Die Beiträge verbanden unterschiedliche Perspektiven – technologisch, gestalterisch, strategisch – mit einem gemeinsamen Fokus auf Nachhaltigkeit, soziale Verantwortung und die Rolle von Gestaltung im gesellschaftlichen Wandel.
Zusammenfassung des Impulsvortrags von Fritz Frenkler zur EXPO2025-Gesprächsrunde vom 16. Mai 2025
„I hope this word will spread around the world – that in the future all designers will say they are ‘Gestaltende’.“
– Prof. Fritz Frenkler, Osaka 2025
In seinem Beitrag (im Video ab Minute 16:36) sprach Fritz Frenkler über seine bewusste Entscheidung, den Begriff „Design“ nicht mehr zu verwenden. Stattdessen, so erläuterte er, bevorzuge er das Wort „Gestalten“ – ein Begriff, der aus seiner Sicht den gesellschaftlichen Anspruch der Disziplin besser zum Ausdruck bringt. Zwar ist „Gestalten“ ein deutsches Wort, doch er verwies auf Beispiele wie „Kindergarten“, die zeigen, dass auch deutschsprachige Begriffe mit einem klaren inhaltlichen Konzept international Fuß fassen können. Seine Hoffnung sei daher, dass sich künftig auch der Begriff „Gestaltende“ anstelle von „Designer“ durchsetzt.
Er begründete seine Haltung mit der Beobachtung, dass der Begriff „Design“ heute in vielfacher Weise verwässert sei und zunehmend in Zusammenhängen verwendet werde, die mit dem ursprünglichen Selbstverständnis des Berufs kaum noch vereinbar seien. Begriffe wie „Hair Design“ oder „Nail Design“ nennt er als Beispiele für diese Entwicklung – Ausdruck einer begrifflichen Beliebigkeit, die aus seiner Sicht dem gestalterischen Anspruch nicht gerecht wird.
Ein zentrales Bild seines Vortrags war das Triptychon „Der Garten der Lüste“ von Hieronymus Bosch. Frenkler beschrieb die drei Bildteile als Stationen einer Entwicklung: links das Paradies, in der Mitte eine Phase der Maßlosigkeit, rechts Zerstörung und Verfall. „Wir haben links begonnen, sind jetzt in der Mitte – aber eigentlich schon näher am rechten Bildteil“, so seine Einschätzung. Für Frenkler ein Anlass, über die Verantwortung von Gestaltenden für gesellschaftliche und ökologische Entwicklungen nachzudenken.
Frenkler kritisierte zudem Greenwashing und betonte, dass unter dem Etikett der Nachhaltigkeit häufig neue Produkte vermarktet würden, ohne echten ökologischen Nutzen zu bringen. Manchmal, so seine Einschätzung, sei es besser, kein neues Produkt zu machen.

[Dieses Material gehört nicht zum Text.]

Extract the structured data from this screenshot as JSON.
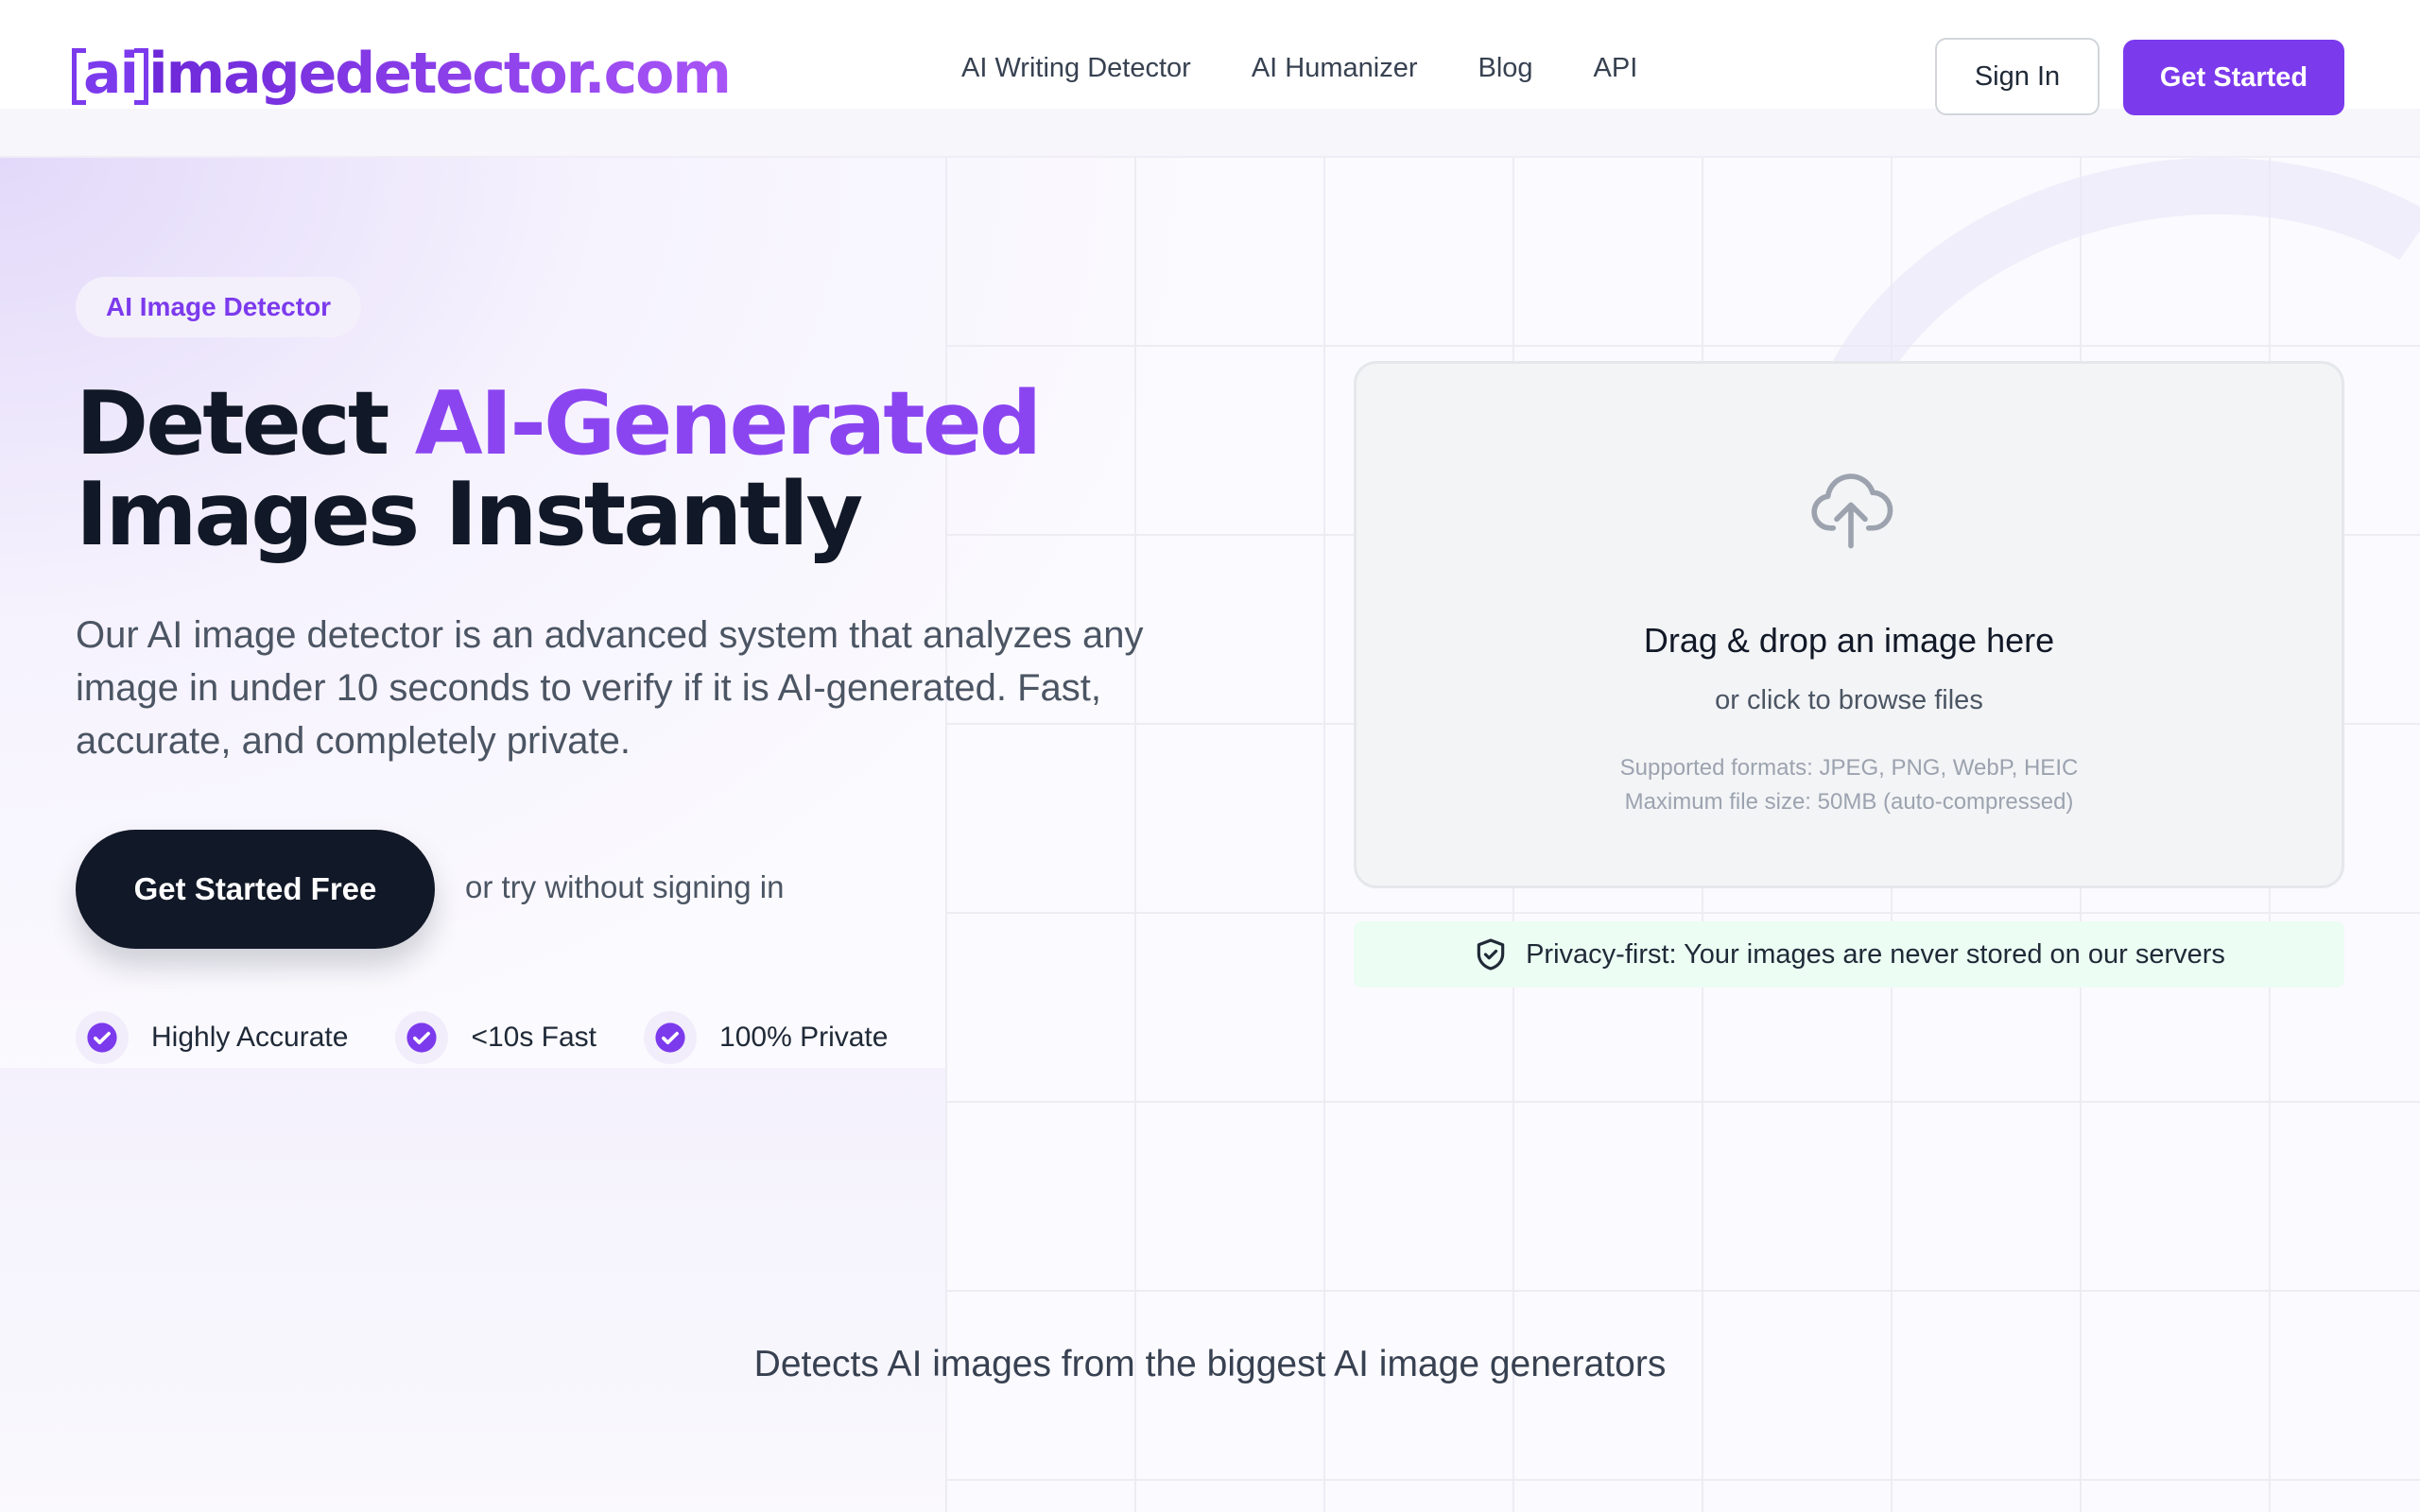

Ein weiterer Schwerpunkt seines Vortrags war das Plädoyer für inklusive Gestaltung: Produkte sollten nicht für spezielle Zielgruppen entwickelt werden, sondern grundsätzlich für alle Menschen funktionieren . Dieses Denken mündete in seinem Appell für ein ganzheitliches Gestalten – mit Blick auf Umwelt, Gesellschaft und globale Gerechtigkeit.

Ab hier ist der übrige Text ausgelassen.